Zur Normativität: Die Autoren betonen die Bedeutung der Selbstreflexivität von Forscherinnen und Forschern und schlagen eine Forschungsethik vor, welche einem prozessualen Verständnis, praktischem Wissen, Kollektivität, Materialität, Vielfalt, Performativität und Empirie verpflichtet ist. Sie empfehlen offene Augen: im Hinblick auf den Inhalt der eigenen Toolbox und die zu untersuchenden Objekte. Normen und Regeln, so argumentieren sie angelehnt an Wittgenstein und Heidegger, "have to be understood in use" (111).

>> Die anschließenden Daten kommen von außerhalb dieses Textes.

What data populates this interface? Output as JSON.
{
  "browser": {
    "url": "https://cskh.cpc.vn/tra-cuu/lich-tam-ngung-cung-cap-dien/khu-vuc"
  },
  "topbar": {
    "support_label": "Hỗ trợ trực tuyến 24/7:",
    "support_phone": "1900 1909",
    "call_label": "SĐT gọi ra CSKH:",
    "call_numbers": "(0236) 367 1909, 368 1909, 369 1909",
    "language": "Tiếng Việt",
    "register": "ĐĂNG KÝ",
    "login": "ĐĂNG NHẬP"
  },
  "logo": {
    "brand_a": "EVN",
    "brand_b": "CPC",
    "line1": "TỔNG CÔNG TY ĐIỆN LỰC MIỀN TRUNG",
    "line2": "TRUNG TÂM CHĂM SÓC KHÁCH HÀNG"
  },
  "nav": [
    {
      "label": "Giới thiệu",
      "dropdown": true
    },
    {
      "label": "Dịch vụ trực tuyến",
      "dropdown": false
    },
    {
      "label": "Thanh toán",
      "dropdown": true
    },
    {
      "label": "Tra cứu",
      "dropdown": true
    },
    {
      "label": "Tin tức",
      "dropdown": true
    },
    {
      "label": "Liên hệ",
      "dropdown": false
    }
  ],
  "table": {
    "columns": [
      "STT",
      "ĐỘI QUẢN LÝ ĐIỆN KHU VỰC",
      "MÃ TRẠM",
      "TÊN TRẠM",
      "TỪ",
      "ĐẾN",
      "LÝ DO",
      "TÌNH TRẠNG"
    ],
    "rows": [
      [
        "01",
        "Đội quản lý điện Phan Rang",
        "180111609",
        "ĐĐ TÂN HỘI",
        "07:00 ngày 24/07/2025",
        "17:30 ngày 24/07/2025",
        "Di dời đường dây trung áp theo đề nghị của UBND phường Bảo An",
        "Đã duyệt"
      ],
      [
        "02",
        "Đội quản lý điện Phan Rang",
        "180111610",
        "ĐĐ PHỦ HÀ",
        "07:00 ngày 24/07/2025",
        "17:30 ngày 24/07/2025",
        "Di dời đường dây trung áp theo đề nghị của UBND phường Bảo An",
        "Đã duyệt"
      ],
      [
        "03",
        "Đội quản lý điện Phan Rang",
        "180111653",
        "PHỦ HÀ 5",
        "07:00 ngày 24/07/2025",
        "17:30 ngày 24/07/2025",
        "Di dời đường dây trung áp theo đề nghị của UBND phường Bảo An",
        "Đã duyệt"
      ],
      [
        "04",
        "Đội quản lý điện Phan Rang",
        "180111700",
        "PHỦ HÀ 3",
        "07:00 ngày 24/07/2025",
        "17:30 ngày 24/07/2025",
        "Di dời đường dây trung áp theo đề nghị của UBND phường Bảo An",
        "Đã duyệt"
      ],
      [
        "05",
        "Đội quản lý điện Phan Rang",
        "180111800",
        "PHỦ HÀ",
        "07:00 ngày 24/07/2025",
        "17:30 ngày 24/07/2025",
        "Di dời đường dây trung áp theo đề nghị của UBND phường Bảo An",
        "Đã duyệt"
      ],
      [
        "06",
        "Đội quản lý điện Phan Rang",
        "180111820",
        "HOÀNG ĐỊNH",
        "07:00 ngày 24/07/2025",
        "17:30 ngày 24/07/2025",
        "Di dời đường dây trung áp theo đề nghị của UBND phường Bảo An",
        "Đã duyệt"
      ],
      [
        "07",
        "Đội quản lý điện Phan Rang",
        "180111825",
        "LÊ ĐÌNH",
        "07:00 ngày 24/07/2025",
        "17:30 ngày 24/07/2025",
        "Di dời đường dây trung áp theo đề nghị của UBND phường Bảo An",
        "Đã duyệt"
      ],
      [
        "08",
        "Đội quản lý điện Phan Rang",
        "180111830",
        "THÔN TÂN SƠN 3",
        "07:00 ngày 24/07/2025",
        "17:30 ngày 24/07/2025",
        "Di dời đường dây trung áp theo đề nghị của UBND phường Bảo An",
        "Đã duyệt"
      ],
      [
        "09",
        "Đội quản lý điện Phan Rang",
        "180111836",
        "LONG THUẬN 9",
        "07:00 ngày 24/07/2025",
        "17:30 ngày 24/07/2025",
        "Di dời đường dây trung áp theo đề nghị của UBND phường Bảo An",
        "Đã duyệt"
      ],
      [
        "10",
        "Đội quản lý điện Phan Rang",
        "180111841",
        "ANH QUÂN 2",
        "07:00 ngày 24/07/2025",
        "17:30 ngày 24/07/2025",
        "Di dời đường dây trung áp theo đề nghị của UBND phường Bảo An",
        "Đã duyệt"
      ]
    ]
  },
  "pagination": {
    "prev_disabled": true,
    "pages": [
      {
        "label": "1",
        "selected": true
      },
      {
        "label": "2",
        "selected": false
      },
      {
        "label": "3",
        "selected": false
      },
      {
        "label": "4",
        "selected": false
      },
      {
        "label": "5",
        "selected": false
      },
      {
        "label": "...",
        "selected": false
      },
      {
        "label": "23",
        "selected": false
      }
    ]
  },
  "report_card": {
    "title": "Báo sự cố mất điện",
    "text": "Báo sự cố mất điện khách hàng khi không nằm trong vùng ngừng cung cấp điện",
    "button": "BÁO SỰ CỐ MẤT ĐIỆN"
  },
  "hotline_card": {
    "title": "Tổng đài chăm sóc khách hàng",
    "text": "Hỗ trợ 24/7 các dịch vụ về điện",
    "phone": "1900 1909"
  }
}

Sie werden "exhibited" und nicht einfach "followed" (Joseph Rouse), unterschiedliche normative Ziele werden in Praktiken von Kritik und Rechtfertigung sichtbar "through the mobilisation of different orders of worth in disputes "(114, Luc Boltanski). Die Akteur-Netzwerk-Theorie ist ein weiterer Ansatz, der eine andere Perspektive auf Normativität ermöglicht, die durch jeweils spezifische Konstellationen erzeugt wird.
Eine große Stärke dieser Veröffentlichung liegt im Einbezug aktueller Literatur, nicht nur in der umfangreichen Bibliographie, sondern vor allem auch im Argumentationsgang nahezu aller Kapitel.
Zahlreiche Fellows des Käte Hamburger Kollegs für globale Kooperationsforschung sind an der IPT-Entwicklung beteiligt und finden in diesem Band Platz. Ohne Garantie auf Vollständigkeit sind dies: mit recht frühen Beiträgen zur Entwicklung von IPT, Wanda Vrasti und Morgan Brigg; mit einflussreichen Beiträgen seit vielen Jahren, Dvora Yanow; und mit neueren Publikationen, Felix Bethke, Susanne Buckley-Zistel, Alejandro Esguerra, Mneesha Gellman, Gunther Hellmann, Jonathan Joseph und Kai Koddenbrock.
Es scheint ganz so, als sei diese Veröffentlichung ein Muss für alle speziell an der Internationalen Praxistheorie aber auch an innovativen Ansätzen in den Internationalen Beziehungen im Besonderen interessierten Forschenden und Studierenden. Der Band leistet auch eine umfassende Einführung in die Herausforderung der Feldforschung für Forschende, welche mit den konzeptionellen und methodologischen Herausforderungen des Zugangs zu spezifischen Praktiken in politischen Organisationen und Gruppen, bei Experten und Prominenten etc. konfrontiert sind.
In einem Satz: Die zweite Auflage dieses Augenöffners kommt genau im richtigen Moment.